POST #127: 99 PAPER PLATES ON THE WALL



Well, maybe more than 99. Maybe more like 200 or even 300; I’ve lost count. For decades, I’ve been creating “serious” art on paper plates. I only use clean plates, no pizza stains, no ketchup or remains of chocolate cake. I like the sound of “99 paper plates on the wall.” Reminds me of a camp bus group-sing “99 bottles of beer on the wall,” but it’s pretty hard to draw on beer bottles.

I have a notoriously short interest span; my husband of fifty years used to shake his head in mock wonder “How did I last so long with you?” he would wail. It’s not pathology; it’s just my creative intolerance for repetition. Some people can spend their entire life at the same job and find comfort in its predictability. I’m just the opposite; once something is routine; I will climb sheer walls to get away.

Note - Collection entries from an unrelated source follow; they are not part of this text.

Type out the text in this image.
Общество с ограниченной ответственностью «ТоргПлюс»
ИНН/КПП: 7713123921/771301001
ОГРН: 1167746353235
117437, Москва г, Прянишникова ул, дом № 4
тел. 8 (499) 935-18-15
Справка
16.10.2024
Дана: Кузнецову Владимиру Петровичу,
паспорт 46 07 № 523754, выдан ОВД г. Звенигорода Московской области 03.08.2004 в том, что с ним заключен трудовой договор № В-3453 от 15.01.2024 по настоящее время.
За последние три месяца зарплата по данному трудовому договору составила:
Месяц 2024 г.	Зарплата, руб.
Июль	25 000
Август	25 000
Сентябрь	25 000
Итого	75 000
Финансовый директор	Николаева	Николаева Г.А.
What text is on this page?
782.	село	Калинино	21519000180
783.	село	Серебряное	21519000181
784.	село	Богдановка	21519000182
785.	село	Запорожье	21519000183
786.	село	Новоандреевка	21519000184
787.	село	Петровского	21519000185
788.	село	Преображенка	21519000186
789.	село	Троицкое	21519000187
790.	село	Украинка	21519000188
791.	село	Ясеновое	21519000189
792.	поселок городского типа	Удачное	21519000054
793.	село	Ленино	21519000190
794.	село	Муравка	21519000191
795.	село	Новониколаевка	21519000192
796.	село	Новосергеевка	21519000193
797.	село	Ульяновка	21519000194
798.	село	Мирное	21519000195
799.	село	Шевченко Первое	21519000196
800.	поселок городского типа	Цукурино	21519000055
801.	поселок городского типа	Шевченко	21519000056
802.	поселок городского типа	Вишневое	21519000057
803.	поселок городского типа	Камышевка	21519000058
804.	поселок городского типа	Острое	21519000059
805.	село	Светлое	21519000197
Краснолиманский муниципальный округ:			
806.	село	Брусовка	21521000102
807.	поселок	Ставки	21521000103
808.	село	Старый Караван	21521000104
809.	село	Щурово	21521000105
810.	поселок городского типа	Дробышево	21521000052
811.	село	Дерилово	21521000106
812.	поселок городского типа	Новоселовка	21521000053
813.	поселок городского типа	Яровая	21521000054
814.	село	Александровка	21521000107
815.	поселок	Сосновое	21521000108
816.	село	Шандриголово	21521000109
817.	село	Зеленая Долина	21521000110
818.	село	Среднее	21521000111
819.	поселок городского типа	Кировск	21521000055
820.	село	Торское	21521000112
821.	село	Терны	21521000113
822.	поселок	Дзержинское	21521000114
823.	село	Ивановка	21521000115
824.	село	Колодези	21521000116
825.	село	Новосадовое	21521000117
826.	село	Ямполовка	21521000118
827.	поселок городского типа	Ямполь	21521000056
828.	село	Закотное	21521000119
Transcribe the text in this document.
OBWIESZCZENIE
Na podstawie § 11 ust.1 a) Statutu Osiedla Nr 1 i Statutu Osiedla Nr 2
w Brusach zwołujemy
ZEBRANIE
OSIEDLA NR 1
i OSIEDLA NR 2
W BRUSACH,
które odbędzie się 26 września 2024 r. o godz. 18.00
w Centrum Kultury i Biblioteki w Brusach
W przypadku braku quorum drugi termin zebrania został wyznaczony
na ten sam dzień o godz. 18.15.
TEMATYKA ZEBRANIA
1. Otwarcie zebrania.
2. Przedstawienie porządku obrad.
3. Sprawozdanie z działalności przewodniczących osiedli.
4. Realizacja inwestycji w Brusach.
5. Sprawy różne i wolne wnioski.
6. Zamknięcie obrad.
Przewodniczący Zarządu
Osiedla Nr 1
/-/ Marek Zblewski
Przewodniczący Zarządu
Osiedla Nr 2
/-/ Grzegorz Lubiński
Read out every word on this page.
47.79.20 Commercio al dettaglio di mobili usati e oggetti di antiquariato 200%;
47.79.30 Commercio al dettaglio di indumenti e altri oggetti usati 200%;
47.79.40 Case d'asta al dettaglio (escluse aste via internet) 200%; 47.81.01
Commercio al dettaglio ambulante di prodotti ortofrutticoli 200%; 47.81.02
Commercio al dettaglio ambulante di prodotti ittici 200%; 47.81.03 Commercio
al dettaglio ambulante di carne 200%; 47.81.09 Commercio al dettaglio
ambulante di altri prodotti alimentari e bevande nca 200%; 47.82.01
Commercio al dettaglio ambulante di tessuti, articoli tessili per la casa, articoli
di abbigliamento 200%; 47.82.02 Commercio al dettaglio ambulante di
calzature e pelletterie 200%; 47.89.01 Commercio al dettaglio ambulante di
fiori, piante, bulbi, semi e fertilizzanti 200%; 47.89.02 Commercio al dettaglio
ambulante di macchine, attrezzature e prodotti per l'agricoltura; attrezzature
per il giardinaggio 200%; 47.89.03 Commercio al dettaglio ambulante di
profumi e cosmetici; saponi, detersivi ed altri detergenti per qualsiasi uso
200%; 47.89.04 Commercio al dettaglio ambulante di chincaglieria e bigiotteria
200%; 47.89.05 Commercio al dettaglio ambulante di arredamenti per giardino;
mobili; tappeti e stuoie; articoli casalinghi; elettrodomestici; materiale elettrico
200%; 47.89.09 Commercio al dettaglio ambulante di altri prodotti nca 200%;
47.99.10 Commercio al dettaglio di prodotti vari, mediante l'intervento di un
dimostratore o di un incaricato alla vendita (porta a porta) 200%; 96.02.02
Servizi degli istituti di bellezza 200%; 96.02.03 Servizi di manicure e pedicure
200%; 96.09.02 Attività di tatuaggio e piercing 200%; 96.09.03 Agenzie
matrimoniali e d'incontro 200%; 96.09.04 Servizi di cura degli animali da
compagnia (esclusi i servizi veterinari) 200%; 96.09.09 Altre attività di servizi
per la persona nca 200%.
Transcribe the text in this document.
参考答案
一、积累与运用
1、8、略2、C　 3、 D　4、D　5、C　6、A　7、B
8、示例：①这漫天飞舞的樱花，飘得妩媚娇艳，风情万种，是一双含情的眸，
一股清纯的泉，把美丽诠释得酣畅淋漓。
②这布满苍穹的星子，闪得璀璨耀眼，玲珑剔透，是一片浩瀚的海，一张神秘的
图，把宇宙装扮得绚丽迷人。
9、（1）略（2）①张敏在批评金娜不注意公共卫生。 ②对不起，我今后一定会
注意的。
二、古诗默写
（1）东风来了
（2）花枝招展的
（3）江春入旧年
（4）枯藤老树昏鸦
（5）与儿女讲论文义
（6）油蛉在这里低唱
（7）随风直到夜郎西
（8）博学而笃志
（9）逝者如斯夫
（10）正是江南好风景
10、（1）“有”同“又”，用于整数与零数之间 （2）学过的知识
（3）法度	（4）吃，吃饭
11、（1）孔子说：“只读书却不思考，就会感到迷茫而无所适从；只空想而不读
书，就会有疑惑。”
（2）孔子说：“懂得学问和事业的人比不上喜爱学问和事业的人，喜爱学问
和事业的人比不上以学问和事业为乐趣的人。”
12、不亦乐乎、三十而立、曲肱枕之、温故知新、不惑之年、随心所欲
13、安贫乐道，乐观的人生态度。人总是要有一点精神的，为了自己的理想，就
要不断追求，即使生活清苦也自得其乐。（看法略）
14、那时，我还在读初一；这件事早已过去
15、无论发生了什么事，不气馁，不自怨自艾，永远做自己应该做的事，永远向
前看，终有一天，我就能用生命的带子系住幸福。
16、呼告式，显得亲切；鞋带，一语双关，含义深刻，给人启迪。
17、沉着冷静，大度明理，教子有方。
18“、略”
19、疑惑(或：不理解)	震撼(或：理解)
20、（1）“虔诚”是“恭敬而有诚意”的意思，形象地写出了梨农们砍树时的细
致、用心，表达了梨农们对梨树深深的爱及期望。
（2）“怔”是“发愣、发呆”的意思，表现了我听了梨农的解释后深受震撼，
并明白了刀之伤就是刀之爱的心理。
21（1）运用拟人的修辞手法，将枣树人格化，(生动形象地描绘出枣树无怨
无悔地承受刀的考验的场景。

Hence paper plates. Cheap, available, with a slightly rough texture that takes pencil or crayon well. If it’s no good, toss it. Meant to be thrown out anyhow. I began by drawing at meetings, endless boring meetings - at the University when I taught art history, at government agencies when I was a preservation consultant, and as a member of a half dozen community organizations. Hundreds and hundreds of meetings over the past 40 years have produced lots of art on paper plates. I drew to entertain myself, keep from screaming out loud. After a while, I got pretty good at sketching my fellow sufferers, able to catch a likeness with a few strokes. There was always a “learning curve;” the first few plates were usually clumsy, ready to be tossed out, but by the third or fourth, I would loosen up and there would always be a few worth keeping. Then boredom would set in, the quality would deteriorate and I’d stop. I was always amazed at how unaware my colleagues were that someone was even looking at them, let alone using them as a free model. 

Over the past year or so, I have stopped going to meetings, dropped out of civic life, so my “Paper Plate Portraits period” is over. That doesn’t mean I have abandoned the medium! I’ve just taken it to a higher level.  I now refer to using paper plates as my version of Arte Povera, a post World War II art movement that glorified the use of “humble” materials. And what could be more humble than a paper plate? But instead of sketching someone sitting across the table, I cut semi abstract figures out of black or grey paper and carefully compose them on the plate. I also cut letters out of newspapers and glue them down without meaning, just because I like the way their shapes fit into the composition. At first, I used only plain white supermarket plates, 200 for $3.99, treating the fluted rims like the borders of ancient Greek kylixes, their shallow-bowled drinking cups. Now, I’ve graduated to the Party Store where I buy more elaborate versions in a variety of colors, shapes and sizes.


Several people have told me that I should find a dinnerware manufacturer who will turn them into a commercial product, although for the life of me, I can’t imagine anyone bizarre enough to want to eat off them. But who knows? There’s a market for everything and no accounting for public taste (bad pun).